Ну, в общем, месяц проходит, другой, третий… я уж сам чуть ума не лишился, как вдруг вижу: голуба моя в чем мать родила на балконе стоит, крылья новые примеряет: беленькие такие, чистенькие – загляденье!
– Музонька, милая, не улетай! Косая, хромая, горбатая – какая хошь будь, только останься! Я ж без тебя пропаду, сопьюсь… Ты ж мне и жена, и сестра, и полюбовница…
– Не канючь, мужичонка! Когда идиотские свои рассказочки царапать бросишь, тогда и поговорим, – с теми словами Муза моя взлетела в воздух, да еще успела ножкой своей меня лягнуть… – Эх, еще б у ментов поганых помощи попросил, даром что «деревенщик» немытый! – оттуда, сверху, кричит, ага…
… так она кинула меня.
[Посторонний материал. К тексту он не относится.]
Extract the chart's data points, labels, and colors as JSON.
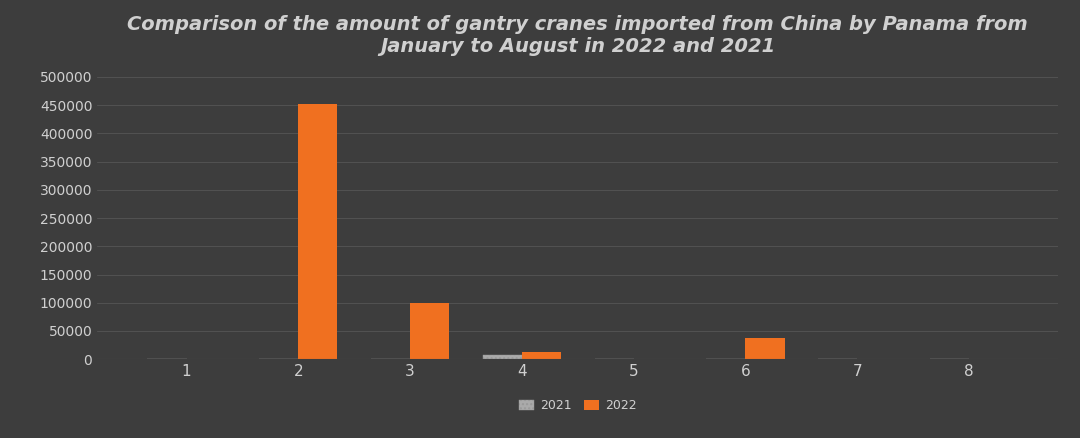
{
  "title": "Comparison of the amount of gantry cranes imported from China by Panama from\nJanuary to August in 2022 and 2021",
  "background_color": "#3d3d3d",
  "text_color": "#d0d0d0",
  "categories": [
    1,
    2,
    3,
    4,
    5,
    6,
    7,
    8
  ],
  "values_2021": [
    0,
    0,
    0,
    7000,
    0,
    0,
    0,
    0
  ],
  "values_2022": [
    0,
    452000,
    100000,
    13000,
    0,
    38000,
    0,
    0
  ],
  "color_2021": "#aaaaaa",
  "color_2022": "#f07020",
  "ylim": [
    0,
    520000
  ],
  "yticks": [
    0,
    50000,
    100000,
    150000,
    200000,
    250000,
    300000,
    350000,
    400000,
    450000,
    500000
  ],
  "bar_width": 0.35,
  "legend_labels": [
    "2021",
    "2022"
  ],
  "grid_color": "#5a5a5a",
  "title_fontsize": 14
}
Так я стал как все и, не написав больше ни строчки, закончил дни свои, что неудивительно, скучно и бездарно: под кухонным столом, от разрыва аорты, в беспамятстве. Но там, где нет и не может быть белковых тел (это очень, очень хорошее место, поверьте!), я обнаружил контуры девочки, напоминающие Ее. Она плакала чем могла, и я не удержался, спросил:
– Почему ты плачешь, малышка?
– Отвали, старый педофил! – ни за что ни про что огрело меня каленым ответом хрупкое создание и, скользнув с неба на землю, вошло через ноздри в мозг небезызвестного студента Литинститута ***, который никак не мог закончить дипломный цикл рассказов.
– Ахтунг! – она пригрозила ему пальцем, и студент, проснувшийся, скорее, от нестерпимого перегара, нежели от прикосновения неземной материи, скорёхонько испил полбанки рассола, стоявшего рядом, на тумбочке, и, перевернувшись на другой бок, заснул с улыбкой: сюжеты, раскрасившие яркими радугами его сон, были один одного необычней.
А я, наблюдая за достойной описания сценой, вдруг почуял, что скоро найду Ее, чего бы это ни стоило, ага… Я верил, я знал – уж теперь-то Муза не назовет меня «деревенщиком» и не оставит, не оставит…
Да разве можно издеваться над нами и после смерти?